John Walke, Clean Air Director for the Natural Resources Defense Council, writes an essay responding to legislators and industry representatives who have been attacking the EPA and seeking to weaken its authority to protect the nation’s air and water resources.
Walke points out that the EPA’s enforcement of our environmental laws has already been weakened by 8 years of Bush administration intransigence:
In April 2008, the Bush EPA released a 20-page spreadsheet of 94 EPA rules or actions under just the Clean Air Act that had been challenged in court until that point during the Bush administration.
As of August 2011, 37 of those cases have been decided by a court, and in nearly two-thirds of those cases (23) the courts overturned the Bush EPA rules. (The remaining 57 cases have either settled, been voluntarily dismissed, voluntarily remanded, or are still pending in court.)
In 15 of those 23 adverse rulings, the courts found that the Bush EPA had contradicted or disregarded the plain language of the Clean Air Act. This is the worst way for EPA to lose a federal environmental lawsuit, because it reflects a court’s judgment that the agency defied the plain instructions of the law.
Public health and environmental groups were the prevailing parties in 18 of those 23 Clean Air Act rulings against the Bush EPA. These groups prevailed in 13 of the 15 “plain language” court decisions. EPA lost this startling number of Clean Air Act cases because the Bush administration had adopted unlawful regulations that benefited polluting industries at the expense of human health and the environment, despite unambiguous statutory directives requiring otherwise. This was truly out-of-control behavior.
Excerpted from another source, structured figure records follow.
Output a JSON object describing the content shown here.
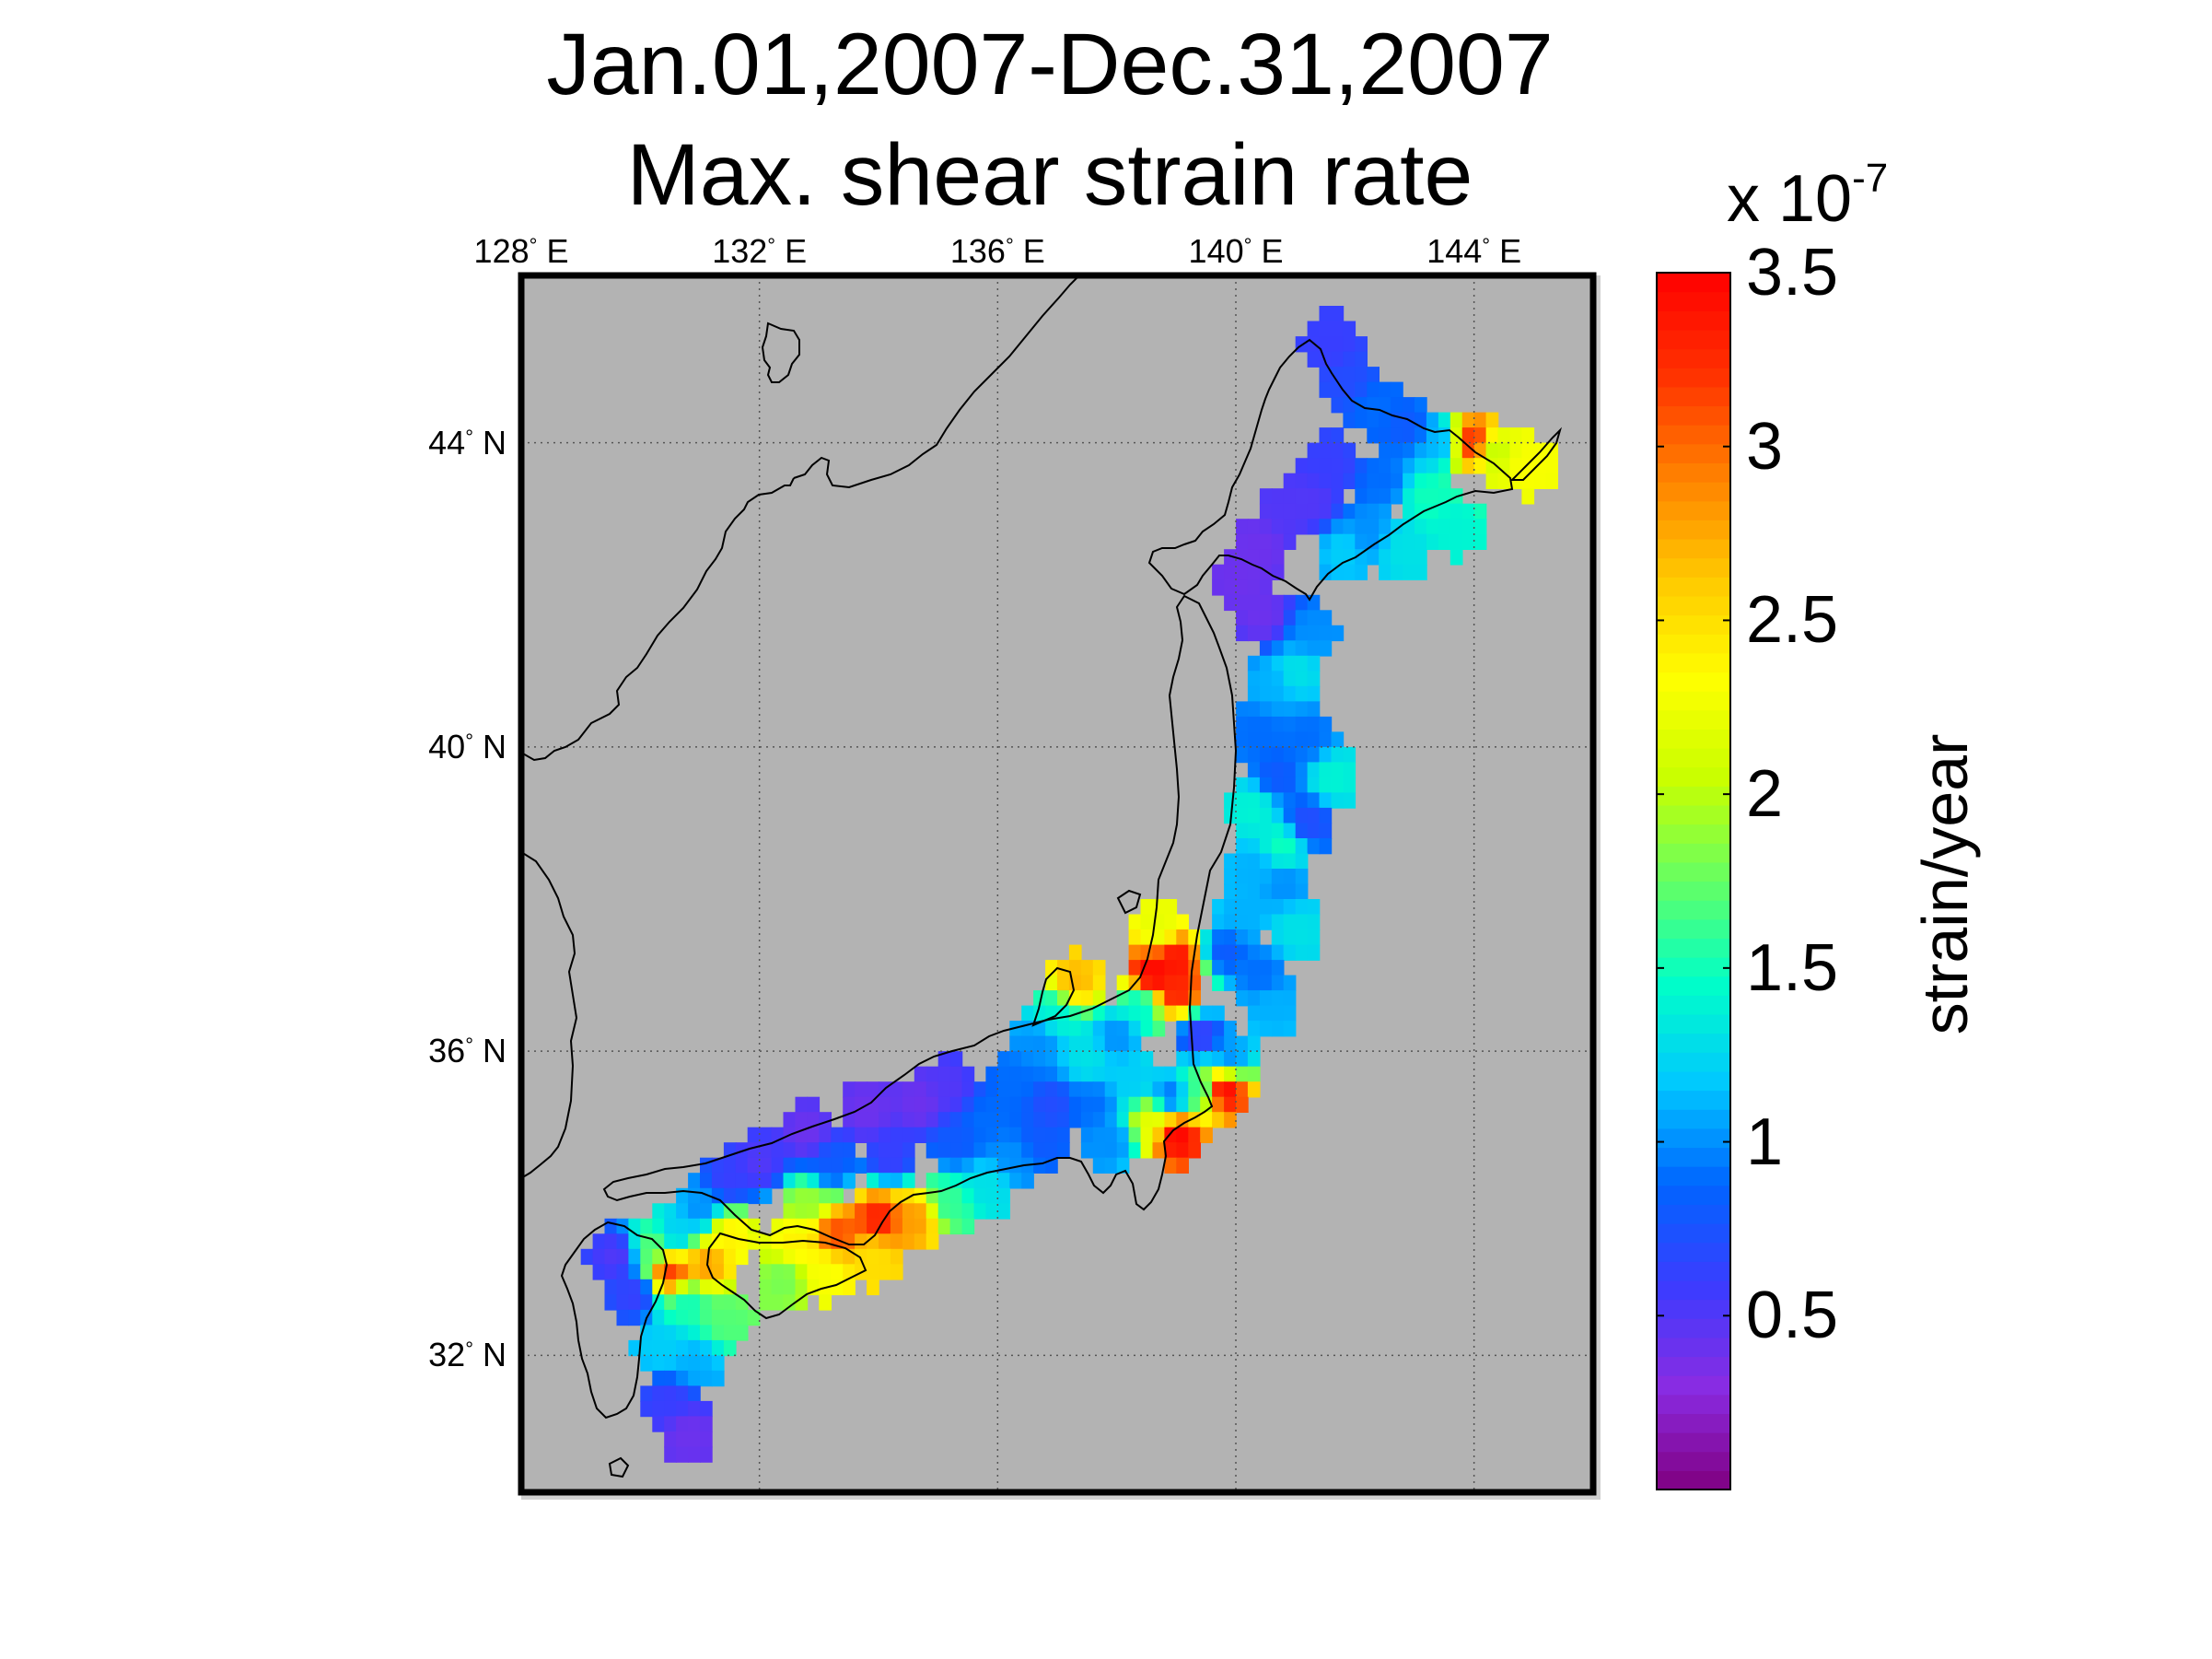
{
  "map_title": {
    "line1": "Jan.01,2007-Dec.31,2007",
    "line2": "Max. shear strain rate"
  },
  "map": {
    "region": "Japan",
    "background_color": "#b3b3b3",
    "coastline_color": "#000000",
    "grid": true,
    "longitude_ticks": [
      {
        "value": 128,
        "label": "128",
        "hemi": "E"
      },
      {
        "value": 132,
        "label": "132",
        "hemi": "E"
      },
      {
        "value": 136,
        "label": "136",
        "hemi": "E"
      },
      {
        "value": 140,
        "label": "140",
        "hemi": "E"
      },
      {
        "value": 144,
        "label": "144",
        "hemi": "E"
      }
    ],
    "latitude_ticks": [
      {
        "value": 44,
        "label": "44",
        "hemi": "N"
      },
      {
        "value": 40,
        "label": "40",
        "hemi": "N"
      },
      {
        "value": 36,
        "label": "36",
        "hemi": "N"
      },
      {
        "value": 32,
        "label": "32",
        "hemi": "N"
      }
    ],
    "lon_range": [
      128,
      146
    ],
    "lat_range": [
      30.2,
      46.2
    ],
    "strain_regions": [
      {
        "name": "Hokkaido",
        "dominant_value": 0.7,
        "peak_value": 3.3
      },
      {
        "name": "Tohoku",
        "dominant_value": 0.9,
        "peak_value": 1.7
      },
      {
        "name": "Niigata",
        "dominant_value": 1.2,
        "peak_value": 3.5
      },
      {
        "name": "Izu / Kanto",
        "dominant_value": 1.0,
        "peak_value": 3.5
      },
      {
        "name": "Chubu / Kinki",
        "dominant_value": 0.8,
        "peak_value": 1.8
      },
      {
        "name": "Chugoku",
        "dominant_value": 0.45,
        "peak_value": 0.9
      },
      {
        "name": "Shikoku",
        "dominant_value": 2.4,
        "peak_value": 3.3
      },
      {
        "name": "Kyushu",
        "dominant_value": 1.3,
        "peak_value": 3.2
      }
    ]
  },
  "colorbar": {
    "exponent_prefix": "x 10",
    "exponent": "-7",
    "label": "strain/year",
    "min": 0,
    "max": 3.5,
    "ticks": [
      {
        "value": 0.5,
        "label": "0.5"
      },
      {
        "value": 1,
        "label": "1"
      },
      {
        "value": 1.5,
        "label": "1.5"
      },
      {
        "value": 2,
        "label": "2"
      },
      {
        "value": 2.5,
        "label": "2.5"
      },
      {
        "value": 3,
        "label": "3"
      },
      {
        "value": 3.5,
        "label": "3.5"
      }
    ],
    "colormap": [
      "#800080",
      "#8a2be2",
      "#3c3cff",
      "#0064ff",
      "#00c8ff",
      "#00ffc8",
      "#64ff64",
      "#c8ff00",
      "#ffff00",
      "#ffc800",
      "#ff8000",
      "#ff3000",
      "#ff0000"
    ]
  }
}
These adverse court rulings occurred primarily in the Bush administration’s second term, because it took this long for unlawful, deregulatory regulations issued during the first term to wind their way through the courts. When federal courts returned these unlawful regulations to EPA for correction, the Bush administration then failed to re-promulgate these “remanded” rules before leaving office.
Rep. Fred Upton, Chairman of the House Energy and Commerce Committee, is supporting several bills that would limit the EPA’s authority to write or enforce regulations to protect the environment.